Nascimento B, Callum J, Tien H, et al. Effect of a fixed-ratio (1:1:1) transfusion protocol versus laboratory-results-guided transfusion in patients with severe trauma: a randomized feasibility trial Canadian Medical Association Journal. 2013; 185(12):E583-E589.

 

Cite this article as: Justin Morgenstern, "Prehospital plasma in trauma (PAMPer)", First10EM blog, September 3, 2018. Available at: https://first10em.com/pamper/.

 

Author: Justin Morgenstern

Emergency doctor working in the community. FOAM enthusiast. Evidence based medicine junkie. “One special advantage of the skeptical attitude of mind is that a man is never vexed to find that after all he has been in the wrong.” - William Osler

2 thoughts on “Prehospital plasma in trauma (PAMPer)”
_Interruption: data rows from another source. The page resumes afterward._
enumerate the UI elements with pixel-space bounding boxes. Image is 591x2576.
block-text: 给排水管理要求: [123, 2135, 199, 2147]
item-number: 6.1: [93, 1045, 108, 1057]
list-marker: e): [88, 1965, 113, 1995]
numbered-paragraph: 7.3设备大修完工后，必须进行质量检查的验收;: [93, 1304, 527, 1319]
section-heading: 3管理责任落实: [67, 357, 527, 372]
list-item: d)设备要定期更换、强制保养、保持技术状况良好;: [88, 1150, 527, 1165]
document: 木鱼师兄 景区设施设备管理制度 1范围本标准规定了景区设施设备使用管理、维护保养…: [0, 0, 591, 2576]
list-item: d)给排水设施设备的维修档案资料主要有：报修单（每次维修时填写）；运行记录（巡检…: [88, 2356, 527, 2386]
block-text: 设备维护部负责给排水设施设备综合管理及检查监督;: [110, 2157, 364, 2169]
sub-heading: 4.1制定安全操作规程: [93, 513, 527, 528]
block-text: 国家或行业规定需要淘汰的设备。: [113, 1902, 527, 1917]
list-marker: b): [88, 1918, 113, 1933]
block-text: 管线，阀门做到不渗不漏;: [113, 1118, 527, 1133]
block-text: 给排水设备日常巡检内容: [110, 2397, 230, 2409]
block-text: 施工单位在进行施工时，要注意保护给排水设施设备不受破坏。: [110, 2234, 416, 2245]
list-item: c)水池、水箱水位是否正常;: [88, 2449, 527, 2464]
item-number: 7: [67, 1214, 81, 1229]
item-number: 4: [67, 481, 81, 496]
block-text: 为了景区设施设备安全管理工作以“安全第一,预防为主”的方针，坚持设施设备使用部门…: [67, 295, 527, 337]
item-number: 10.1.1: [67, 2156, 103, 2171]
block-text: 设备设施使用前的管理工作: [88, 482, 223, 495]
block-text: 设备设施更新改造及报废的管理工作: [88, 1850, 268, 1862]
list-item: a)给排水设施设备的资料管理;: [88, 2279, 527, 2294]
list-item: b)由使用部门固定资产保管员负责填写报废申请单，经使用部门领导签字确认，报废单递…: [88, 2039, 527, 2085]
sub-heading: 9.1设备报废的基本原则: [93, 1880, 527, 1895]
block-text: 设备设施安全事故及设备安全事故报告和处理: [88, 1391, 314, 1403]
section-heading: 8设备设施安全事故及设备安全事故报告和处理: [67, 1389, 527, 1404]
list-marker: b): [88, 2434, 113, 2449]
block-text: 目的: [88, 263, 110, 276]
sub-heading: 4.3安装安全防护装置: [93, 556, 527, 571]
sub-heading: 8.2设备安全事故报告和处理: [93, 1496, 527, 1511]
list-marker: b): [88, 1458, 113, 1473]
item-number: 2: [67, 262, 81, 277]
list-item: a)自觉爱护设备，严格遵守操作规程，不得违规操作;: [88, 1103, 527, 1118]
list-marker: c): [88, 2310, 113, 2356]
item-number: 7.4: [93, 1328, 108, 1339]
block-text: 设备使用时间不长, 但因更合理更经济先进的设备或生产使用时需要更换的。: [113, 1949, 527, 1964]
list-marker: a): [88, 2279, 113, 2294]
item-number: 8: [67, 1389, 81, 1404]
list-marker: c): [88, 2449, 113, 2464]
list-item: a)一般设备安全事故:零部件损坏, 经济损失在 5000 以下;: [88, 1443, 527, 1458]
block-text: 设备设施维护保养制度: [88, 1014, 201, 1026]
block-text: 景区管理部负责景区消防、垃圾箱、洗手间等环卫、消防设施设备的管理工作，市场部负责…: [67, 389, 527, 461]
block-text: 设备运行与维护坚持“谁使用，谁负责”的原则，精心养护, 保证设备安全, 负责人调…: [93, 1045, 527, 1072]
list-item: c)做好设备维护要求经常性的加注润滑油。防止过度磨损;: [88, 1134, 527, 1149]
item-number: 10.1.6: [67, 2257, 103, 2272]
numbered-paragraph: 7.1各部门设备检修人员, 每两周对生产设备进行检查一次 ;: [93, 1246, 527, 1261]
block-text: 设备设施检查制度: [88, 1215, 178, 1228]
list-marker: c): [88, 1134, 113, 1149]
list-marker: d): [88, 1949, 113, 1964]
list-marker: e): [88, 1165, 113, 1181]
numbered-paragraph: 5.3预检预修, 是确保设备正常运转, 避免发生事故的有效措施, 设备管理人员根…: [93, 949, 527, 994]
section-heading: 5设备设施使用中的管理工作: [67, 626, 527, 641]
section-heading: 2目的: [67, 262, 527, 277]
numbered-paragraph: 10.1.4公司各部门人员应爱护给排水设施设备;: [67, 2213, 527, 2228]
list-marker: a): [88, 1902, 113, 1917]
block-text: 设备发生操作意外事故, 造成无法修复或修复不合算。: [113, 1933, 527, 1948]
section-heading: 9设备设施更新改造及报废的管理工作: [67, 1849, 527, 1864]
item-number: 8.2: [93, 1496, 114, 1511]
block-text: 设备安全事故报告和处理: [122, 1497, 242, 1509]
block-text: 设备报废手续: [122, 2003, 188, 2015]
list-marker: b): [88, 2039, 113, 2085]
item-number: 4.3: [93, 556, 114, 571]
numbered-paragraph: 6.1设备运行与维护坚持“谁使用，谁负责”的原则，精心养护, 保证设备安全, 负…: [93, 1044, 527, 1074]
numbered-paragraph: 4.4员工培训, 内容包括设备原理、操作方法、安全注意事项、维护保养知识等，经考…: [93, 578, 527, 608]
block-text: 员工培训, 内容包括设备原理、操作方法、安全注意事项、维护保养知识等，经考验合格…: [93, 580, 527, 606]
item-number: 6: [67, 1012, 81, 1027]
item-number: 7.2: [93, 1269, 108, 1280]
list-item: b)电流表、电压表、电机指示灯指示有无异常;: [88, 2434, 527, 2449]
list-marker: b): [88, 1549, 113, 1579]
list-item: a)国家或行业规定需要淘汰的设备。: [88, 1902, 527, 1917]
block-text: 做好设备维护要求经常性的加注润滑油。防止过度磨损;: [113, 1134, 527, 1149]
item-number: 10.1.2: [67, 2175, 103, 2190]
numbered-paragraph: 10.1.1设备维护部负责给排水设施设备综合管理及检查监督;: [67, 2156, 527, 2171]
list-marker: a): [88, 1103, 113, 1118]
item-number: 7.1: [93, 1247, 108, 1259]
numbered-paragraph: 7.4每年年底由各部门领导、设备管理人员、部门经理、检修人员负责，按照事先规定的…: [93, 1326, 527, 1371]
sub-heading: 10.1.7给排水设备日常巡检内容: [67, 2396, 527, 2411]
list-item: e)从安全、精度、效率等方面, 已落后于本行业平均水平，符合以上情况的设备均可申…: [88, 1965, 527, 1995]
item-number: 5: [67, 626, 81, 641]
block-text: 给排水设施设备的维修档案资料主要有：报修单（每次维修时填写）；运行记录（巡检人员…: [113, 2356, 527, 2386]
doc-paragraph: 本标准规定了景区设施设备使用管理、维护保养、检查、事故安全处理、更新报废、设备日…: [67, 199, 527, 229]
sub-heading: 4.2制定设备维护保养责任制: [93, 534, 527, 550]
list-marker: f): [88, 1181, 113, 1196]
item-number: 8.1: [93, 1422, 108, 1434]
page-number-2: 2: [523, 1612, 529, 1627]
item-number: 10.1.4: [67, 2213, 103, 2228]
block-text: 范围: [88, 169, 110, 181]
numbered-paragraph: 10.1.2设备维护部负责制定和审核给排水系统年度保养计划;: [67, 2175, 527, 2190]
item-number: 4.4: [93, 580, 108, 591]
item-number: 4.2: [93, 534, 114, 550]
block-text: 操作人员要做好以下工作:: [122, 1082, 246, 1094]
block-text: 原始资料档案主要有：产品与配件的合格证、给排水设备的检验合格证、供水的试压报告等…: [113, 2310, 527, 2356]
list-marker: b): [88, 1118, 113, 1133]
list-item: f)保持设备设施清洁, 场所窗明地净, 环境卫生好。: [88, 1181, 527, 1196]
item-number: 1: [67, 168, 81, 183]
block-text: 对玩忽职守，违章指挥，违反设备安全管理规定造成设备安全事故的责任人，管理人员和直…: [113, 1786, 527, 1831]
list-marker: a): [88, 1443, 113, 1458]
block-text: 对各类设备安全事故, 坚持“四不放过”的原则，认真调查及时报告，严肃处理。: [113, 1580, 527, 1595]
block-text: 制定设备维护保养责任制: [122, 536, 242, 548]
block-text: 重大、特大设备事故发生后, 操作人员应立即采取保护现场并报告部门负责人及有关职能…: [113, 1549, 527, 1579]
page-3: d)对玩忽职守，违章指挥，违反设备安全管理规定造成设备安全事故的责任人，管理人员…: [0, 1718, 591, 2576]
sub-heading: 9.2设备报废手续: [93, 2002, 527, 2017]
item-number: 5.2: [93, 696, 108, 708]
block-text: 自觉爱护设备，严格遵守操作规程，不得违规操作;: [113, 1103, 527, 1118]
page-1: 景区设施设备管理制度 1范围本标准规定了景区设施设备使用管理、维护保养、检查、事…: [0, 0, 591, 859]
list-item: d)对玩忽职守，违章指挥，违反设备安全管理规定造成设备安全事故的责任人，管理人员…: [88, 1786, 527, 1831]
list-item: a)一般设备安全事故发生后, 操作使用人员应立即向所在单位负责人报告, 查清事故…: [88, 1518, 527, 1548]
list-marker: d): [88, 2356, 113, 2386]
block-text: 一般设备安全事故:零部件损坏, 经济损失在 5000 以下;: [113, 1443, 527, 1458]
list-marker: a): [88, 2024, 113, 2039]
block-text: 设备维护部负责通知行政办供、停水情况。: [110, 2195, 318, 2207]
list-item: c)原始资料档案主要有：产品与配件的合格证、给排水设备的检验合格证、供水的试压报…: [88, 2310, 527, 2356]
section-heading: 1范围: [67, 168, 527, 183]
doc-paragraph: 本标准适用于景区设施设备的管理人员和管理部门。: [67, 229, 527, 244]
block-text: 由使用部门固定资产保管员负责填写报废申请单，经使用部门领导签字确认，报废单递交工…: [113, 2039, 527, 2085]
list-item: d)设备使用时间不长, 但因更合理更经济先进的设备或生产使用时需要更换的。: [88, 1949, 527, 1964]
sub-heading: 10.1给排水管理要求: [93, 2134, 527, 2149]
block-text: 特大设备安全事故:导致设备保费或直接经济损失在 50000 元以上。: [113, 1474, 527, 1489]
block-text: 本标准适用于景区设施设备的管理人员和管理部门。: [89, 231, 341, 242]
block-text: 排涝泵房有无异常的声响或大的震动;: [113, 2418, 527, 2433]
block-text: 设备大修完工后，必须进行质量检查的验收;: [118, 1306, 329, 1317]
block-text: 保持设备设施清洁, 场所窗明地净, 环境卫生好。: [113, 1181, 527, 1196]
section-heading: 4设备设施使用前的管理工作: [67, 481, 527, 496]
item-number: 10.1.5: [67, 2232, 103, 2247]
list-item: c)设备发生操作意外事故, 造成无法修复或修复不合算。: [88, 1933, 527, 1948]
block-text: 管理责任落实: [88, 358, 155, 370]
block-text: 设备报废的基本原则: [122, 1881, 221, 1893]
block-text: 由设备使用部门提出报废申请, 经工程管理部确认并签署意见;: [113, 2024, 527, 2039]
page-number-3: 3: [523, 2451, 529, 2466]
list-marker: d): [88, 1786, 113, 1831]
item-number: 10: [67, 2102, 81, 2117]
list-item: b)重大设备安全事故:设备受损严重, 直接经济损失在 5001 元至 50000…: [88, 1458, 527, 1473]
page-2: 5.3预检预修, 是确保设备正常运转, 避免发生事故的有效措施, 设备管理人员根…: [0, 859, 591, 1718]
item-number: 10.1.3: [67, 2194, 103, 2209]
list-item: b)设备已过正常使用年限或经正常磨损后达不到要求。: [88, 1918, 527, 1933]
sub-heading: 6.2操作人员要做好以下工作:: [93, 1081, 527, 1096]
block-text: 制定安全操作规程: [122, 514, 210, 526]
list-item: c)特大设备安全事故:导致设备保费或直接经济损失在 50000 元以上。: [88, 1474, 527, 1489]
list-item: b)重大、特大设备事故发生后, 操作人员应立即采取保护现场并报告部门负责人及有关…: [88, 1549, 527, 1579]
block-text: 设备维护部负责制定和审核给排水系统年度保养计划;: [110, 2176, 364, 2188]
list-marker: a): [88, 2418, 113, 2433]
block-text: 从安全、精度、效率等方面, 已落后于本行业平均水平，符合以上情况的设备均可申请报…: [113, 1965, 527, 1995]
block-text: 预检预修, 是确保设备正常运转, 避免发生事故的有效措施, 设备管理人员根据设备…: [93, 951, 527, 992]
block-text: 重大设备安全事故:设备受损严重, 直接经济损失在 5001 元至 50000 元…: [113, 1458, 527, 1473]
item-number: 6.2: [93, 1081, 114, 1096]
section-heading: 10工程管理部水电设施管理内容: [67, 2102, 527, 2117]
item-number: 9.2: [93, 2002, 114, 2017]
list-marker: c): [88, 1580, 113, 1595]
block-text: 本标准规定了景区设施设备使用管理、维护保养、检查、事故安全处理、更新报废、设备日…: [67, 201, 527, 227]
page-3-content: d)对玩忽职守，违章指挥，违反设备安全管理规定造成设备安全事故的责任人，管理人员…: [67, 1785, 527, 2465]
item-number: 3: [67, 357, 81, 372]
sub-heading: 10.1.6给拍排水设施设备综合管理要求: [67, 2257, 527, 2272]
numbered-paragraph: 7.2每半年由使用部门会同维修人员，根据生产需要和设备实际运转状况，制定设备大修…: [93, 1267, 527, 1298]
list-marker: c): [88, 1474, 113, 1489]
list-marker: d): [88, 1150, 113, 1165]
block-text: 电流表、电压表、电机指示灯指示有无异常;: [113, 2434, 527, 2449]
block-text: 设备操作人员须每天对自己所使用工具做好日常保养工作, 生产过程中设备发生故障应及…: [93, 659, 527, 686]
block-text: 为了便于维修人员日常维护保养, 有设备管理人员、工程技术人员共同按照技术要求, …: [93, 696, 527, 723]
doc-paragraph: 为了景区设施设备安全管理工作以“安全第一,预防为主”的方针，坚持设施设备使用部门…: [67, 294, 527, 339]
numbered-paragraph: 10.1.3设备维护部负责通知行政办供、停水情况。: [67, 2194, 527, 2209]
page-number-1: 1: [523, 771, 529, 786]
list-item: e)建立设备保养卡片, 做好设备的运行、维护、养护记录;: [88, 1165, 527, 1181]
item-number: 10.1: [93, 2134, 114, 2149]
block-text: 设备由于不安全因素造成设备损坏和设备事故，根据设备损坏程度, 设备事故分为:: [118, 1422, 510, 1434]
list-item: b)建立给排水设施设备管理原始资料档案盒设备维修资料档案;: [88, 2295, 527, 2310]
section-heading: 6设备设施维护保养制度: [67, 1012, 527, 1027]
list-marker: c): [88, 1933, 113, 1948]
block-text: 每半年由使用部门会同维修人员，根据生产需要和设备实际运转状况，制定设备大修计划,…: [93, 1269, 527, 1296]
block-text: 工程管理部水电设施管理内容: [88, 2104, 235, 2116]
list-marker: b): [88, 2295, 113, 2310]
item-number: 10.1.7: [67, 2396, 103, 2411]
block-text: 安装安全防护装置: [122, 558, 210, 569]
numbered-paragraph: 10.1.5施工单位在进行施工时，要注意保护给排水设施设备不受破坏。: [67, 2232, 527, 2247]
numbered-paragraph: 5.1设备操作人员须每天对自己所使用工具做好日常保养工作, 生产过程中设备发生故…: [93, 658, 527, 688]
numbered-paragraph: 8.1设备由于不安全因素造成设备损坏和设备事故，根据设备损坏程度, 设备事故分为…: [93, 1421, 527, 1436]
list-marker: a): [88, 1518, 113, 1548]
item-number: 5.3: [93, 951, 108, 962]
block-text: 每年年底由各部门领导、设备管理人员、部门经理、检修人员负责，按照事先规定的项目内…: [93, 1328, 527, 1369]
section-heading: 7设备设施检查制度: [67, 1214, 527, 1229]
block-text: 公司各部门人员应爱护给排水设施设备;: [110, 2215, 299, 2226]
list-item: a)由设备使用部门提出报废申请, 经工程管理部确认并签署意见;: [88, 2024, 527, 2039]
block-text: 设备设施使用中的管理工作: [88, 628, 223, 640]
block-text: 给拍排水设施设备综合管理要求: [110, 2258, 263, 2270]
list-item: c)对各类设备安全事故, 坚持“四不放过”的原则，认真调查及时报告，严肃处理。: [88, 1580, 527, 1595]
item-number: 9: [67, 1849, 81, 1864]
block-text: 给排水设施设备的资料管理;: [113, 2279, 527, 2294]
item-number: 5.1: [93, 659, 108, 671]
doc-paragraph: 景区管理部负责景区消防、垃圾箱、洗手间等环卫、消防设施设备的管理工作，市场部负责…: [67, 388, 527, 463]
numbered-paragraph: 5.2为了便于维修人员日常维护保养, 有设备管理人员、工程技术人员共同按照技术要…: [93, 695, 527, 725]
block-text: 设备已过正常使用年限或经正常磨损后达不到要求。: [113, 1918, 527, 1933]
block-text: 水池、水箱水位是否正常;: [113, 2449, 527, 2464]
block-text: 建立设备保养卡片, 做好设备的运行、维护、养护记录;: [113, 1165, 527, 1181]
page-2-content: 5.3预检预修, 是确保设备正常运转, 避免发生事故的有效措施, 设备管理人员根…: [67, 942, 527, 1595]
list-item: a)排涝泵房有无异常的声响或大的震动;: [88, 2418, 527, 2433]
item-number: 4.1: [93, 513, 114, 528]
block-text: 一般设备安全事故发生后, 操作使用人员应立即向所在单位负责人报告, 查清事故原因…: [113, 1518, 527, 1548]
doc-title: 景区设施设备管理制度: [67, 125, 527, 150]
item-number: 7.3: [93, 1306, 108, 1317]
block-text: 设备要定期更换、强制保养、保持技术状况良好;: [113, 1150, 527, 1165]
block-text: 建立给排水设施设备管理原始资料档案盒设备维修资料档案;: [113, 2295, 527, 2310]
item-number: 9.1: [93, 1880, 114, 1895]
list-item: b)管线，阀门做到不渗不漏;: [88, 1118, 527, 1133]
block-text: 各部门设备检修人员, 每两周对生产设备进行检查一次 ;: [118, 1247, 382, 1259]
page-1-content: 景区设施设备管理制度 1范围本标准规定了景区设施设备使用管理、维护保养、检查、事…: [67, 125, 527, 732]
  1. I don’t think you can really describe this as a ‘strong’ study. Using the Grade criteria I would rate this study down for (understandable) lack of allocation concealment/blinding and for imprecision (the 95% CI is very wide). Thus it represents low (or possibly very low) level evidence, at high (or very high) risk of bias, depending on whether one rates it down one or two levels.
    Two other minor points:
    1. The non-plasma group received more blood and crystalloid, so it is possible that the trial result reflects that crystalloid and blood are bad rather than that plasma is good. The fact that we are unsure which of these two possibilities is more likely reflects the paucity of good evidence in this area.
    2. I know it is common practice, but referring to the point estimate alone (“… a 10% mortality benefit…”) can be misleading.